If it works for them, so much the better, but they must accept that Hekate wasn’t seen that way in history. I like to study Hekate and her origins, because – for me – to study Hekate’s history and origins is to gain a better understanding of her – even if it conflicts with my beliefs. So, according to me, putting her in a limited role of a crone, or an archetype, is stripping her of some of her powers. It’s better to see her as a real goddess who is multifaceted and multifunctional, than a deity with only one face and one function. To me, this is like following the easy road, to do what is easy and not what is hard. This is not an attack on Wicca or Wiccans. I know some Wiccans who are good people, but it is a critique on Wicca theology. Anyway, from what I know, the origins of Hekate lie in Asia Minor, modern day Turkey. Perhaps she is from Hittite origin, but definitely not from Egyptian origin under the name Heqat or Hequat. Besides the obvious name association, there are no real similarities between the two deities.
Hekate’s importance to people is somewhat overlooked, because most people behind the whole Goddess of witchcraft and magic. Hekate can be a guide on the path of your life, to the afterlife, when you have died. She can help you protect you from the demons of the world. By demons, I mean the perils of the world. Karisse, told me that during one of nightmares, Hekate intervened and drove the demons that were attacking her away. So Hekate is the type of Goddess that helps you overcome your demons and helps you on your road of your life. By demons I don’t mean the Judeo - Islamic – Christian demons, but the metaphorical demons, the mental/ psychological demons that can plague us from time to time.

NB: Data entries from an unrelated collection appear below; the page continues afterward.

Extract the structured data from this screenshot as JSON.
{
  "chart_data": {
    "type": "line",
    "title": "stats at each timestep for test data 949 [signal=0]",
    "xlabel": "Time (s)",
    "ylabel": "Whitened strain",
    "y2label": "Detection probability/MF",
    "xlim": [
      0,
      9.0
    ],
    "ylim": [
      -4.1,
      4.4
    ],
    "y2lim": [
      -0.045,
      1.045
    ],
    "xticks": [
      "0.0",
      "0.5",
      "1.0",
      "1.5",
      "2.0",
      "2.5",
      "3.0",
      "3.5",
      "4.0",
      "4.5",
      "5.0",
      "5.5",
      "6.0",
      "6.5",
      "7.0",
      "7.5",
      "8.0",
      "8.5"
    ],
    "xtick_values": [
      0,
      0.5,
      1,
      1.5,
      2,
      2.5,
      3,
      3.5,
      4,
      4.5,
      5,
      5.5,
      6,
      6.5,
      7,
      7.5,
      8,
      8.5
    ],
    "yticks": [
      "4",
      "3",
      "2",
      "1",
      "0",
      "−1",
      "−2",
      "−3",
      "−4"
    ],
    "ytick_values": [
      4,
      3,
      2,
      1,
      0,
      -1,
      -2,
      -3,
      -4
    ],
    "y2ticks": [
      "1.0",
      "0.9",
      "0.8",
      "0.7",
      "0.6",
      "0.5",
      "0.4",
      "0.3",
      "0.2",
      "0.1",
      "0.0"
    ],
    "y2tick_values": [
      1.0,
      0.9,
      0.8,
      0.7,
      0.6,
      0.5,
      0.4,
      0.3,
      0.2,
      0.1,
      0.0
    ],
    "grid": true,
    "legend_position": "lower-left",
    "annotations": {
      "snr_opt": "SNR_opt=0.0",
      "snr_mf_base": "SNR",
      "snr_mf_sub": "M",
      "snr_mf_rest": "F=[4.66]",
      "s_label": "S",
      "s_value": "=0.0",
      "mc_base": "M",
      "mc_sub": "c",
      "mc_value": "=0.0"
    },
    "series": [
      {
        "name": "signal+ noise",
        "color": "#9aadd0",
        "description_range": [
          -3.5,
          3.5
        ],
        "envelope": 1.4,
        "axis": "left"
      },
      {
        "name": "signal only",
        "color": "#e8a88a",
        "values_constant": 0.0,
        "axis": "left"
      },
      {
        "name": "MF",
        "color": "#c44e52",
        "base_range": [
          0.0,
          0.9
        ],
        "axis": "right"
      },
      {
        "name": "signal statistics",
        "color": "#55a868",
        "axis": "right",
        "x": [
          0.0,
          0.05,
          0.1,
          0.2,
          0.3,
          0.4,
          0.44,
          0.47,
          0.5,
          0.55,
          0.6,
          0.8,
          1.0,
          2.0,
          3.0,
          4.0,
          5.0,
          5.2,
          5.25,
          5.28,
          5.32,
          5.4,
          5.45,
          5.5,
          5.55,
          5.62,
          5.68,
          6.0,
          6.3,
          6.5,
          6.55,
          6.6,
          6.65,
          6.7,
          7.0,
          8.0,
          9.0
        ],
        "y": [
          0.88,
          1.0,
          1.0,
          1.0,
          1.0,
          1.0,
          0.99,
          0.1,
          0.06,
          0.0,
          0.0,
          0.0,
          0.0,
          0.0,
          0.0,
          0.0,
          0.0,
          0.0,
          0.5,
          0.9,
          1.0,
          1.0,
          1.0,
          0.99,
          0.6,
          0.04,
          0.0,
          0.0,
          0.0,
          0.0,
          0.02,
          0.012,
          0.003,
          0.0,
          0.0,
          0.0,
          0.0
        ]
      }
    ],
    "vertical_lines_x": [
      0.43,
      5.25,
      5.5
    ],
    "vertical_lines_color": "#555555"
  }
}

At this time, I don’t know enough on her to write down more than 3 points of view. I need to do some more reading on Hekate, to gain a better understanding of this deity. Through reading, I can learn more on her and form an opinion on her. Well, we will see where it takes me. I owe her allot. She stood by me in times I needed her most. I thanked her with the whole of my heart for the support she and Aidoneos have offered to me. Without them, I would have gone insane or committed suicide. They are the rocks in my life. Karisse calls Aidoneos “Dark father” and Hekate “the Dark Mother”. I never really understood it until now. They are my dark parents, who watched over me and guided me through me.
Of course Apollon played a role in my life too, but I don’t call him “Father” or any other title that are giving to family members. He’s my patron deity, and I don’t feel the need to call him “uncle” or “brother”. There are some people who take this to far and start calling Hekate their mother or grandmother. The danger of not separating the human from the divine parent is possible, as they might start to think that Hekate is really their mother or grandmother to the point that they don’t accept anything else. No, there are to many people on the net spreading their beliefs based on fallacies. It’s our job as the educated pagans to correct these fallacies. And Hekate’s history and perhaps theology has suffered the most fallacies of them all.